None of the patient in this study was diagnosed with giant cell arteritis [11]. Unlike higher incidence of vertical diplopia or orbital pulley disorders reported by Kawai et al., these findings were not noticed in this cohort [12]. Similar to the previous reports involving Caucasian and Chinese ethnicities, OMCNP was more common among males in Arabic population [13].

Among patients with OMCNP, the abducens nerve tends to be affected most commonly [2, 14]. The reason for this observation remains poorly understood. The area and number of myelinated nerve fibres perfused by one endoneurial microvessel are nerve specific; perhaps the relatively lower vascular density of abducens nerve predispose it to microvascular ischaemic damage [15]. However, previous studies have shown no consistency regarding the frequency of ischaemic OMCNP, Table 2 [2, 9, 16,17,18,19]. Similar to the observations of Al Saleh et al. [17] and Choi et al. [20] this cohort of patients showed higher prevalence of oculomotor nerve palsy as compared with that of trochlear nerve palsy.
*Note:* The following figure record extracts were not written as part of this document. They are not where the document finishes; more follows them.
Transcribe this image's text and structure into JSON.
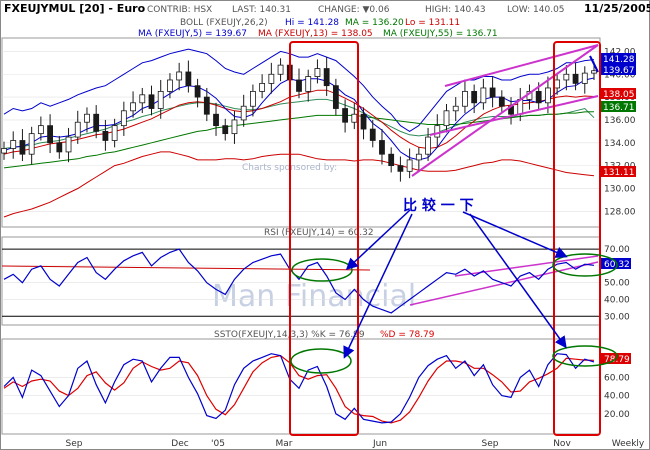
{
  "header": {
    "symbol": "FXEUJYMUL [20] - Euro",
    "contrib": "CONTRIB: HSX",
    "last": "LAST: 140.31",
    "change": "CHANGE: ▼0.06",
    "high": "HIGH: 140.43",
    "low": "LOW: 140.05",
    "date": "11/25/2005"
  },
  "legends": {
    "boll_prefix": "BOLL (FXEUJY,26,2)",
    "boll_hi": "Hi = 141.28",
    "boll_ma": "MA = 136.20",
    "boll_lo": "Lo = 131.11",
    "ma5": "MA (FXEUJY,5) = 139.67",
    "ma13": "MA (FXEUJY,13) = 138.05",
    "ma55": "MA (FXEUJY,55) = 136.71",
    "rsi": "RSI (FXEUJY,14) = 60.32",
    "ssto_prefix": "SSTO(FXEUJY,14,3,3) %K = 76.99",
    "ssto_d": "%D = 78.79"
  },
  "watermark": {
    "sponsor": "Charts sponsored by:",
    "brand": "Man Financial"
  },
  "annotation": {
    "text": "比 较 一 下"
  },
  "colors": {
    "price_panel_bg": "#ffffff",
    "candle": "#1a1a1a",
    "boll": "#cc0000",
    "ma5": "#0000cc",
    "ma13": "#cc0000",
    "ma55": "#007700",
    "trend": "#cc33cc",
    "highlight": "#dd0000",
    "ellipse": "#007700",
    "arrow": "#0000cc",
    "rsi": "#0000cc",
    "ssto_k": "#0000cc",
    "ssto_d": "#dd0000"
  },
  "chart_data": [
    {
      "type": "candlestick",
      "panel": "price",
      "x_ticks": [
        "Sep",
        "Dec",
        "'05",
        "Mar",
        "Jun",
        "Sep",
        "Nov",
        "Weekly"
      ],
      "y_ticks": [
        128.0,
        130.0,
        132.0,
        134.0,
        136.0,
        138.0,
        140.0,
        142.0
      ],
      "ylim": [
        126.8,
        143.0
      ],
      "close": [
        133.5,
        134.2,
        133.0,
        134.8,
        135.5,
        134.0,
        133.2,
        134.5,
        135.8,
        136.5,
        135.0,
        134.2,
        135.5,
        136.8,
        137.5,
        138.2,
        137.0,
        138.5,
        139.5,
        140.2,
        139.0,
        138.0,
        136.5,
        135.5,
        134.8,
        136.0,
        137.2,
        138.5,
        139.2,
        140.0,
        140.8,
        139.5,
        138.5,
        139.8,
        140.5,
        139.0,
        137.0,
        135.8,
        136.5,
        135.2,
        134.2,
        133.0,
        132.0,
        131.5,
        132.5,
        133.0,
        134.5,
        135.5,
        136.8,
        137.2,
        138.5,
        137.5,
        138.8,
        138.0,
        137.2,
        136.5,
        137.8,
        138.5,
        137.5,
        138.8,
        139.5,
        140.0,
        139.2,
        140.1,
        140.31
      ],
      "boll_hi": [
        136.5,
        137.0,
        136.8,
        137.0,
        137.5,
        137.2,
        137.5,
        137.8,
        138.2,
        138.5,
        138.8,
        139.0,
        139.5,
        140.0,
        140.5,
        141.0,
        141.2,
        141.5,
        141.8,
        142.0,
        142.2,
        142.0,
        141.8,
        141.2,
        140.5,
        140.2,
        140.0,
        140.5,
        141.0,
        141.5,
        142.0,
        141.8,
        141.5,
        141.5,
        141.8,
        141.5,
        141.2,
        140.5,
        139.8,
        139.0,
        138.0,
        137.2,
        136.5,
        135.5,
        135.0,
        135.5,
        136.5,
        137.5,
        138.5,
        139.0,
        139.5,
        139.5,
        139.8,
        139.8,
        139.5,
        139.5,
        139.8,
        140.0,
        140.0,
        140.2,
        140.5,
        141.0,
        141.0,
        141.2,
        141.28
      ],
      "boll_ma": [
        133.5,
        133.6,
        133.7,
        133.8,
        134.0,
        134.1,
        134.2,
        134.4,
        134.6,
        134.8,
        135.0,
        135.2,
        135.5,
        135.8,
        136.0,
        136.3,
        136.5,
        136.8,
        137.0,
        137.2,
        137.4,
        137.5,
        137.5,
        137.4,
        137.2,
        137.0,
        136.9,
        136.9,
        137.0,
        137.2,
        137.4,
        137.5,
        137.6,
        137.7,
        137.8,
        137.8,
        137.6,
        137.3,
        137.0,
        136.6,
        136.2,
        135.8,
        135.4,
        135.0,
        134.7,
        134.6,
        134.7,
        134.9,
        135.2,
        135.5,
        135.8,
        136.0,
        136.2,
        136.3,
        136.3,
        136.3,
        136.3,
        136.4,
        136.4,
        136.5,
        136.5,
        136.6,
        136.8,
        137.0,
        136.2
      ],
      "boll_lo": [
        127.5,
        127.8,
        128.0,
        128.2,
        128.5,
        128.8,
        129.2,
        129.6,
        130.0,
        130.5,
        131.0,
        131.5,
        132.0,
        132.2,
        132.5,
        132.8,
        133.0,
        133.2,
        133.2,
        133.0,
        132.8,
        132.5,
        132.5,
        132.5,
        132.6,
        132.6,
        132.5,
        132.6,
        132.8,
        132.9,
        133.0,
        133.0,
        133.0,
        132.8,
        132.6,
        132.5,
        132.5,
        132.5,
        132.4,
        132.5,
        132.5,
        132.4,
        132.2,
        132.0,
        131.8,
        131.6,
        131.5,
        131.5,
        131.5,
        131.6,
        131.8,
        132.0,
        132.2,
        132.3,
        132.5,
        132.5,
        132.4,
        132.2,
        132.0,
        131.8,
        131.6,
        131.4,
        131.3,
        131.2,
        131.11
      ],
      "ma5": [
        133.3,
        133.6,
        133.7,
        134.0,
        134.5,
        134.6,
        134.5,
        134.6,
        134.8,
        135.2,
        135.5,
        135.5,
        135.6,
        136.0,
        136.4,
        137.0,
        137.3,
        137.8,
        138.3,
        138.8,
        139.0,
        138.9,
        138.5,
        137.9,
        137.0,
        136.3,
        136.2,
        136.5,
        137.5,
        138.4,
        139.2,
        139.6,
        139.4,
        139.6,
        139.6,
        139.4,
        138.9,
        138.2,
        137.8,
        136.7,
        135.7,
        135.1,
        134.2,
        133.2,
        132.7,
        132.5,
        132.7,
        133.6,
        134.7,
        135.7,
        136.5,
        137.1,
        137.8,
        138.0,
        138.0,
        137.6,
        137.7,
        137.7,
        137.5,
        137.8,
        138.4,
        138.9,
        139.0,
        139.5,
        139.67
      ],
      "ma13": [
        133.0,
        133.2,
        133.3,
        133.5,
        133.7,
        133.9,
        134.0,
        134.1,
        134.3,
        134.5,
        134.7,
        134.8,
        135.0,
        135.2,
        135.5,
        135.8,
        136.1,
        136.5,
        136.9,
        137.3,
        137.5,
        137.6,
        137.5,
        137.3,
        137.0,
        136.8,
        136.7,
        136.8,
        137.0,
        137.3,
        137.6,
        138.0,
        138.2,
        138.4,
        138.6,
        138.6,
        138.3,
        137.9,
        137.5,
        137.0,
        136.4,
        135.8,
        135.1,
        134.5,
        134.0,
        133.6,
        133.5,
        133.6,
        134.0,
        134.6,
        135.3,
        135.9,
        136.5,
        136.9,
        137.2,
        137.3,
        137.4,
        137.5,
        137.6,
        137.8,
        138.0,
        138.1,
        138.0,
        138.1,
        138.05
      ],
      "ma55": [
        131.8,
        131.9,
        132.0,
        132.1,
        132.2,
        132.3,
        132.4,
        132.5,
        132.6,
        132.8,
        132.9,
        133.1,
        133.2,
        133.4,
        133.6,
        133.8,
        134.0,
        134.2,
        134.4,
        134.6,
        134.8,
        135.0,
        135.1,
        135.3,
        135.4,
        135.5,
        135.6,
        135.7,
        135.8,
        135.9,
        136.0,
        136.1,
        136.2,
        136.3,
        136.4,
        136.4,
        136.4,
        136.4,
        136.4,
        136.3,
        136.2,
        136.1,
        136.0,
        135.9,
        135.8,
        135.7,
        135.6,
        135.6,
        135.6,
        135.6,
        135.7,
        135.8,
        135.9,
        136.0,
        136.1,
        136.2,
        136.3,
        136.4,
        136.4,
        136.5,
        136.5,
        136.6,
        136.6,
        136.7,
        136.71
      ]
    },
    {
      "type": "line",
      "panel": "rsi",
      "series_name": "RSI (FXEUJY,14)",
      "y_ticks": [
        30.0,
        40.0,
        50.0,
        60.0,
        70.0
      ],
      "ylim": [
        26,
        76
      ],
      "reference_lines": [
        30,
        70
      ],
      "values": [
        52,
        55,
        50,
        58,
        60,
        52,
        48,
        55,
        62,
        65,
        56,
        52,
        58,
        63,
        66,
        68,
        60,
        65,
        68,
        70,
        62,
        57,
        50,
        46,
        43,
        52,
        58,
        62,
        64,
        66,
        67,
        58,
        52,
        60,
        62,
        54,
        44,
        40,
        46,
        40,
        36,
        34,
        32,
        36,
        40,
        44,
        48,
        52,
        56,
        55,
        58,
        54,
        57,
        52,
        50,
        48,
        54,
        56,
        52,
        58,
        61,
        62,
        58,
        61,
        60.32
      ],
      "last_label": "60.32"
    },
    {
      "type": "line",
      "panel": "ssto",
      "series": [
        {
          "name": "%K",
          "values": [
            50,
            60,
            38,
            68,
            62,
            45,
            28,
            40,
            70,
            78,
            52,
            32,
            55,
            74,
            80,
            78,
            55,
            70,
            82,
            82,
            60,
            42,
            18,
            15,
            24,
            52,
            70,
            78,
            82,
            86,
            84,
            58,
            48,
            68,
            72,
            50,
            20,
            14,
            26,
            14,
            12,
            10,
            11,
            20,
            38,
            60,
            73,
            80,
            84,
            70,
            78,
            62,
            74,
            52,
            40,
            38,
            60,
            68,
            50,
            74,
            86,
            85,
            70,
            80,
            76.99
          ]
        },
        {
          "name": "%D",
          "values": [
            48,
            55,
            50,
            56,
            58,
            56,
            45,
            40,
            48,
            62,
            66,
            54,
            46,
            54,
            70,
            77,
            72,
            68,
            70,
            78,
            76,
            62,
            40,
            25,
            19,
            30,
            48,
            66,
            76,
            82,
            84,
            76,
            62,
            58,
            62,
            63,
            48,
            28,
            20,
            18,
            17,
            12,
            10,
            13,
            22,
            38,
            56,
            70,
            78,
            78,
            76,
            70,
            70,
            63,
            55,
            44,
            45,
            55,
            59,
            64,
            70,
            81,
            80,
            79,
            78.79
          ]
        }
      ],
      "y_ticks": [
        20.0,
        40.0,
        60.0
      ],
      "ylim": [
        0,
        100
      ],
      "last_label_k": "76.99",
      "last_label_d": "78.79"
    }
  ]
}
Similar predilection for ocular motor cranial nerves has been described in post-stroke OMCNP [21].

Complete recovery in the majority of patients might suggest demyelination due to nerve ischaemia as the underlying pathogenic mechanism [11]. Early resolution of ischaemic cranial nerve palsy in patients younger than 50 years of age could possibly be related to the milder microvascular changes that resulted in early recovery from ischaemic damage. Furthermore, there is lower recurrence of ocular motor nerve palsy in my cohort of patients as compared with that reported by Sanders et al. [22]. It is quite possible that lower recurrence of ocular motor nerve palsy as well as no occurrence of stroke is due to an inherent bias in this study as a result of shorter duration of follow up.
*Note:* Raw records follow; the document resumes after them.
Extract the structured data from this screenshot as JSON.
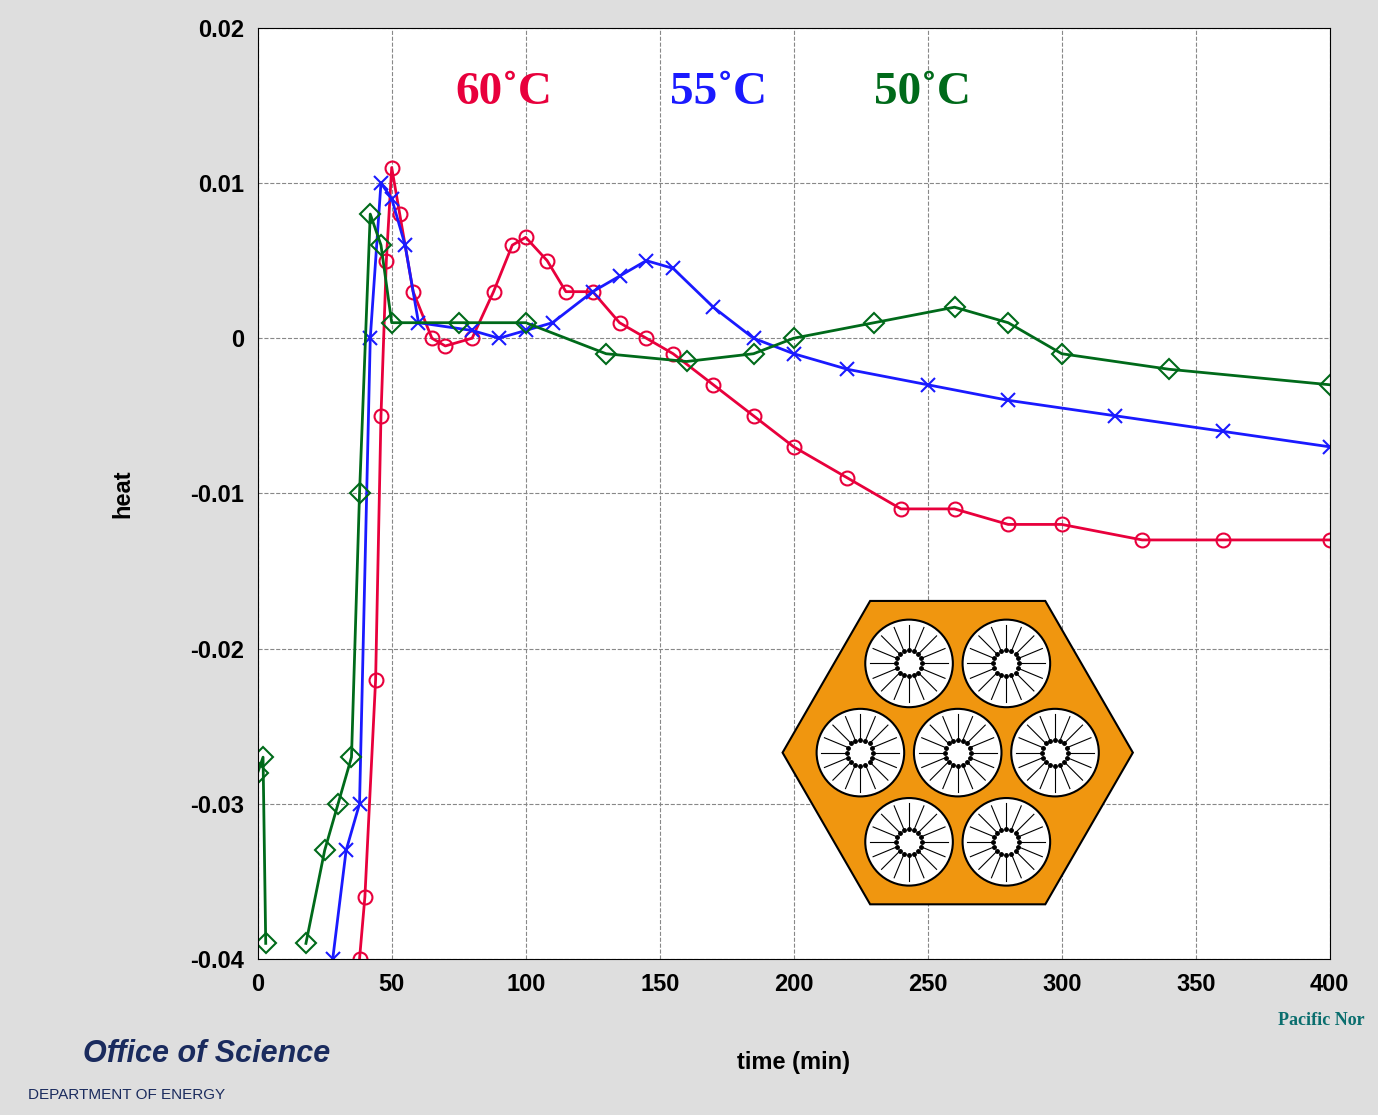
{
  "chart_data": {
    "type": "line",
    "x_label": "time (min)",
    "y_label": "heat",
    "xlim": [
      0,
      400
    ],
    "xticks": [
      0,
      50,
      100,
      150,
      200,
      250,
      300,
      350,
      400
    ],
    "ylim": [
      -0.04,
      0.02
    ],
    "yticks": [
      -0.04,
      -0.03,
      -0.02,
      -0.01,
      0,
      0.01,
      0.02
    ],
    "grid": true,
    "series": [
      {
        "name": "60˚C",
        "color": "#e8003c",
        "marker": "circle",
        "line_style": "solid",
        "x": [
          38,
          40,
          44,
          46,
          48,
          50,
          53,
          58,
          65,
          70,
          80,
          88,
          95,
          100,
          108,
          115,
          125,
          135,
          145,
          155,
          170,
          185,
          200,
          220,
          240,
          260,
          280,
          300,
          330,
          360,
          400
        ],
        "values": [
          -0.04,
          -0.036,
          -0.022,
          -0.005,
          0.005,
          0.011,
          0.008,
          0.003,
          0,
          -0.0005,
          0,
          0.003,
          0.006,
          0.0065,
          0.005,
          0.003,
          0.003,
          0.001,
          0,
          -0.001,
          -0.003,
          -0.005,
          -0.007,
          -0.009,
          -0.011,
          -0.011,
          -0.012,
          -0.012,
          -0.013,
          -0.013,
          -0.013
        ]
      },
      {
        "name": "55˚C",
        "color": "#1a1aff",
        "marker": "x",
        "line_style": "solid",
        "x": [
          28,
          33,
          38,
          42,
          46,
          50,
          55,
          60,
          80,
          90,
          100,
          110,
          125,
          135,
          145,
          155,
          170,
          185,
          200,
          220,
          250,
          280,
          320,
          360,
          400
        ],
        "values": [
          -0.04,
          -0.033,
          -0.03,
          0.0,
          0.01,
          0.009,
          0.006,
          0.001,
          0.0005,
          0,
          0.0005,
          0.001,
          0.003,
          0.004,
          0.005,
          0.0045,
          0.002,
          0,
          -0.001,
          -0.002,
          -0.003,
          -0.004,
          -0.005,
          -0.006,
          -0.007
        ]
      },
      {
        "name": "50˚C",
        "color": "#006a1a",
        "marker": "diamond",
        "line_style": "solid",
        "x": [
          0,
          2,
          3,
          null,
          18,
          25,
          30,
          35,
          38,
          42,
          46,
          50,
          75,
          100,
          130,
          160,
          185,
          200,
          230,
          260,
          280,
          300,
          340,
          400
        ],
        "values": [
          -0.028,
          -0.027,
          -0.039,
          null,
          -0.039,
          -0.033,
          -0.03,
          -0.027,
          -0.01,
          0.008,
          0.006,
          0.001,
          0.001,
          0.001,
          -0.001,
          -0.0015,
          -0.001,
          0,
          0.001,
          0.002,
          0.001,
          -0.001,
          -0.002,
          -0.003
        ]
      }
    ],
    "annotations": [
      "Office of Science",
      "DEPARTMENT OF ENERGY",
      "Pacific Nor"
    ]
  }
}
Only seven patients were categorized as having AOBD due to ‘undetermined aetiology’, that is much lower than that reported in the literature [7, 16, 23]. Ocular motor nerve palsy was sentinel event leading to the identification of microvascular risk factors in eight patients.

Routine neuroimaging in patients presenting with acute onset isolated ocular motor cranial palsy continues to be a topic of debate in the literature, especially in the presence of risk factors [11, 14]. In this study, not all the patients aged 50 years and above did undergo neuroimaging. Murchison et al., as in this study, mentioned much lower yield (abnormal findings 1/25 patients) of neuroimaging in this age group [24]. In contrast, the causative lesion was found in 6/10 patients among patients aged less than 50 years of age without any microvascular risk factor.

A very recent study by Choi et al. reported severe headache as a pointer towards causes other than microvascular ischaemia in isolated OMNP [20]. I did not observe any correlation between severity of headache and aetiology in my patient cohort.

Although there was no correlation between OMCNP and diabetic retinopathy, yet the presence of multiple microvascular risk factors (especially the combination of diabetes and hypertension) increased the risk of OMCNP. In this study hyperlipidaemia alone was observed as a possible risk factor for OMCNP.

Although this is a retrospective study from a single institution that limits its interpretation, it is the first to describe, in a large cohort, the details of aetiology and outcomes in patients presenting with AOBD in Middle-Eastern population.

The author concludes that AOBD, though an alarming and distressing condition, carries reassuringly good prognosis in majority of patients. There is a need for multicentre prospective study of AOBD to understand the natural history and treatment outcomes to evolve an evidence based practice.

Summary

What was known before

  • Aetiology of binocular diplopia.

What this study adds

  • Demography, aetiology and outcomes of AOBD.